Cette décision met fin à un débat qui faisait la une des médias du secteur culturel depuis plusieurs mois, opposant les partisans d’une gestion uniformisée à ceux qui réclamaient davantage d’autonomie pour les équipes de l’abbaye.
Le Mont‑Saint‑Michel, site emblématique du patrimoine français, fait l’objet d’enjeux complexes : préservation du bâti médiéval, accueil de plus d’un million de visiteurs chaque année, et maintien des activités religieuses de l’abbaye. Jusqu’à présent, le CMN, organisme public chargé de la protection des monuments historiques, assurait la coordination globale du site.
Le collectif de viticulteurs, d’historiens et d’associations de défense du patrimoine avait toutefois exigé que la gestion quotidienne soit confiée à la société qui administre déjà l’abbaye, afin d’assurer une meilleure cohérence entre les missions spirituelles et touristiques.
Dans le paysage artistique, la nouvelle a été accueillie avec un mélange d’optimisme et de prudence. Le Journal des Arts a souligné l’importance d’une gouvernance qui prenne en compte les spécificités historiques et spirituelles du site :
« Le Mont‑Saint‑Michel n’est pas seulement un monument ; c’est un lieu vivant où se croisent histoire, foi et art contemporain. Une administration unique pourra mieux concilier ces dimensions, à condition de rester transparente et de respecter les standards de conservation. »

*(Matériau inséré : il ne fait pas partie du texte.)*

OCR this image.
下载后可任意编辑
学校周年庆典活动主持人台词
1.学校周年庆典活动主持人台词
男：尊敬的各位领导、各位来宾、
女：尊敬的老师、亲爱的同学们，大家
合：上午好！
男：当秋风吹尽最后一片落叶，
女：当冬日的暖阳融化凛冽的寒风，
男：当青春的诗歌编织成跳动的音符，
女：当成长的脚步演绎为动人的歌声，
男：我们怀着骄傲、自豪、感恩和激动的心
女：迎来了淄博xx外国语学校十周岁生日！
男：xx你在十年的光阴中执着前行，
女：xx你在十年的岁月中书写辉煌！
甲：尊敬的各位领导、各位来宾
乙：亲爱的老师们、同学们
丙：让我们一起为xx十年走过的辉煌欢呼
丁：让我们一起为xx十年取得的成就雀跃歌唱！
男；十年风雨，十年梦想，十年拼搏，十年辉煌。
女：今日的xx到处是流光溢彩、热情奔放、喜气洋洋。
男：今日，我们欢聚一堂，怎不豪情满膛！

Des institutions comme le Moderna Museet en Suède et la Cité du Vin à Bordeaux observent de près ce modèle de gouvernance, qui pourrait inspirer d’autres sites majeurs en Europe.
Le Mont‑Saint‑Michel entre désormais sous la responsabilité directe de ceux qui le vivent au quotidien. La suite dépendra de la manière dont cette nouvelle administration saura conjuguer le respect du passé et les exigences du tourisme moderne.